Using a familiar “Dear Helen” structure, almost every piece in One Good Thing intimately and playfully relates to the gardening article that gave rise to it while simultaneously ranging into myriad other topics, including the author’s creative practice, personal and familial details, and comic riffs on a number of close-to-the-heart themes. With a mindful persistence that’s often hilarious, the book strives to find personal “calm abidance” through the practice of gardening as mediated by the universal and personal practice of writing.

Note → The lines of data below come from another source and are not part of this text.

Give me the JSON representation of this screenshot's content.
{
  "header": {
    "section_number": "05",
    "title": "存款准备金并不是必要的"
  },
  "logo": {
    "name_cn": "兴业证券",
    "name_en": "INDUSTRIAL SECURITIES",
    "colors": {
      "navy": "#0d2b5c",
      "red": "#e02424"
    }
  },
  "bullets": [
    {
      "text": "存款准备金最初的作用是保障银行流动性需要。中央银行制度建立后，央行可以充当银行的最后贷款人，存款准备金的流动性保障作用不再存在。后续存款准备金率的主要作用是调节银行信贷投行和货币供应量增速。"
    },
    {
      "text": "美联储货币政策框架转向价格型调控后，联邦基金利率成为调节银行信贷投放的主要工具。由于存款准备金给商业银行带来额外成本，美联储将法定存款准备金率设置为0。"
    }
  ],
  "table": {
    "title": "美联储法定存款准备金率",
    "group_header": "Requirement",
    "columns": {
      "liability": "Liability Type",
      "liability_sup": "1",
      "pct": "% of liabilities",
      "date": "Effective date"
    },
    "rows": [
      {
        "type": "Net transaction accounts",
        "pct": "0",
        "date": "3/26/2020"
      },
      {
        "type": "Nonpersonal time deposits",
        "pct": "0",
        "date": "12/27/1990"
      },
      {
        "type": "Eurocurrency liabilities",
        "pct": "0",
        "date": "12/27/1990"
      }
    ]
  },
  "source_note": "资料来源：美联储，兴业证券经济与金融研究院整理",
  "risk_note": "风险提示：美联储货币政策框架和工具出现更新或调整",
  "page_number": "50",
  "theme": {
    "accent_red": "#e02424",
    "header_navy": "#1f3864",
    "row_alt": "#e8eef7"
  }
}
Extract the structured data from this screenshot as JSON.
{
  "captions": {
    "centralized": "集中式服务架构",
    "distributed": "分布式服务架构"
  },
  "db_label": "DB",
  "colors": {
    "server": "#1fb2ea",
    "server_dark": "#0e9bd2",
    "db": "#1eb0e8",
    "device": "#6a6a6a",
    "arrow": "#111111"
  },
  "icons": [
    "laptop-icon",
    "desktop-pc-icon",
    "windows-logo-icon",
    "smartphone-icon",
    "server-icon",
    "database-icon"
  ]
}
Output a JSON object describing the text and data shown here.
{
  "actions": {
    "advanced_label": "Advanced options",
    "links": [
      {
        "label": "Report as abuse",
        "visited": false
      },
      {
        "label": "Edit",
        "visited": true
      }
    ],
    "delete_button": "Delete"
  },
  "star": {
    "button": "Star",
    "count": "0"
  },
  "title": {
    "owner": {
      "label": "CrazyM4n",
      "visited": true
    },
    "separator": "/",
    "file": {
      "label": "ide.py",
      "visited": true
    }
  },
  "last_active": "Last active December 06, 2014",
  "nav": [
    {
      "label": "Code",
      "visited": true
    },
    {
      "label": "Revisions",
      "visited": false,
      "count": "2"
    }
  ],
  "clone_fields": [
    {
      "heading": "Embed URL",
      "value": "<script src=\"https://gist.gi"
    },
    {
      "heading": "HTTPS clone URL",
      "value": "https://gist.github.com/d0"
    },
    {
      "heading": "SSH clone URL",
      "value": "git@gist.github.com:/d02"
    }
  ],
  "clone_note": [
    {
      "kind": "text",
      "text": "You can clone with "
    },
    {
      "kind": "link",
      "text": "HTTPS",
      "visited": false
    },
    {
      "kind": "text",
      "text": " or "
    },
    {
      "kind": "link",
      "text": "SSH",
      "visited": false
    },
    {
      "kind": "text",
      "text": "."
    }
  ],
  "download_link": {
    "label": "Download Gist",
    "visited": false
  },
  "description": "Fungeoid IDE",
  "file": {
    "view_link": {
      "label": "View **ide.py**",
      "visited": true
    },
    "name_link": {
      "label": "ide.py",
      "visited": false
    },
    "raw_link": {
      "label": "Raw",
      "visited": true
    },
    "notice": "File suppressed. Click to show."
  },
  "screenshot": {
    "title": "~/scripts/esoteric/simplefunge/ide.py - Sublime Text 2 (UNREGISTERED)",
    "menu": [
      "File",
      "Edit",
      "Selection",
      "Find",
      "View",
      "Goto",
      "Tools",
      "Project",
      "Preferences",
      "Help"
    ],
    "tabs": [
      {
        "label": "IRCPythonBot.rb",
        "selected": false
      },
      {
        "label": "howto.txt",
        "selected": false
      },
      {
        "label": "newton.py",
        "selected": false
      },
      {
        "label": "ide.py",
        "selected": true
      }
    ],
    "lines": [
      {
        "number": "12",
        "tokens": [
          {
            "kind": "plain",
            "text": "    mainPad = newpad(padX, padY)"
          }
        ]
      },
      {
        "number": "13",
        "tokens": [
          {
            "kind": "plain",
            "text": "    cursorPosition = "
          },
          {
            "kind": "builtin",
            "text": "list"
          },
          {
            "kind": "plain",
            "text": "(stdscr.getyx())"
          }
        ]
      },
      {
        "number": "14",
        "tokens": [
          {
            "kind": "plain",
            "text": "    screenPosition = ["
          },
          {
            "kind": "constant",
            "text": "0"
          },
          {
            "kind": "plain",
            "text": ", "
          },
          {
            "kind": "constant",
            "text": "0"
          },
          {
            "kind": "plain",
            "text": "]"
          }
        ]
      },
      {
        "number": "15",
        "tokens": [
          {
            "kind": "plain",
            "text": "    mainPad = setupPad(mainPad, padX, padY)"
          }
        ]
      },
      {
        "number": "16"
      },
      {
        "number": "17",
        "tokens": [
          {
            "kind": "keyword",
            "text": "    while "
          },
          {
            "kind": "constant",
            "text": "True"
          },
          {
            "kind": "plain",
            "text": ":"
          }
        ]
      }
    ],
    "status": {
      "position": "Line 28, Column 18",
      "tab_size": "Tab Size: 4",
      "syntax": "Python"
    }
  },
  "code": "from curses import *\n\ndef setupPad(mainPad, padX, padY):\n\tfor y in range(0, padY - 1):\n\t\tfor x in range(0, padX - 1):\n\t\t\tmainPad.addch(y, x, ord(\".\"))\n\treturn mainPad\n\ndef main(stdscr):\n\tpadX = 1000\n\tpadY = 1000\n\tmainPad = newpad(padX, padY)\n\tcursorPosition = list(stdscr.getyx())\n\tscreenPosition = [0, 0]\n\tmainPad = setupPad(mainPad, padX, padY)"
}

I loved this tiny book! Each of the short epistolary chapters is a response to the light-hearted and practical west coast gardening advice provided by Helen Chestnut in her Victoria "Times Colonist"gardening column. Reflections on life, friendships, family, aging, neighbours and the climate crisis through the lens of a writer whose observations are always poetic and thoughtful.
Excellent book, quite enjoying it. Highly recommend it. Read a few short reflective chapters before bed most evenings. First book I've read by this North Saanich author; in this one, at least nominally, writing to the gardening columnist of the Victoria Tines-Colonist newspaper.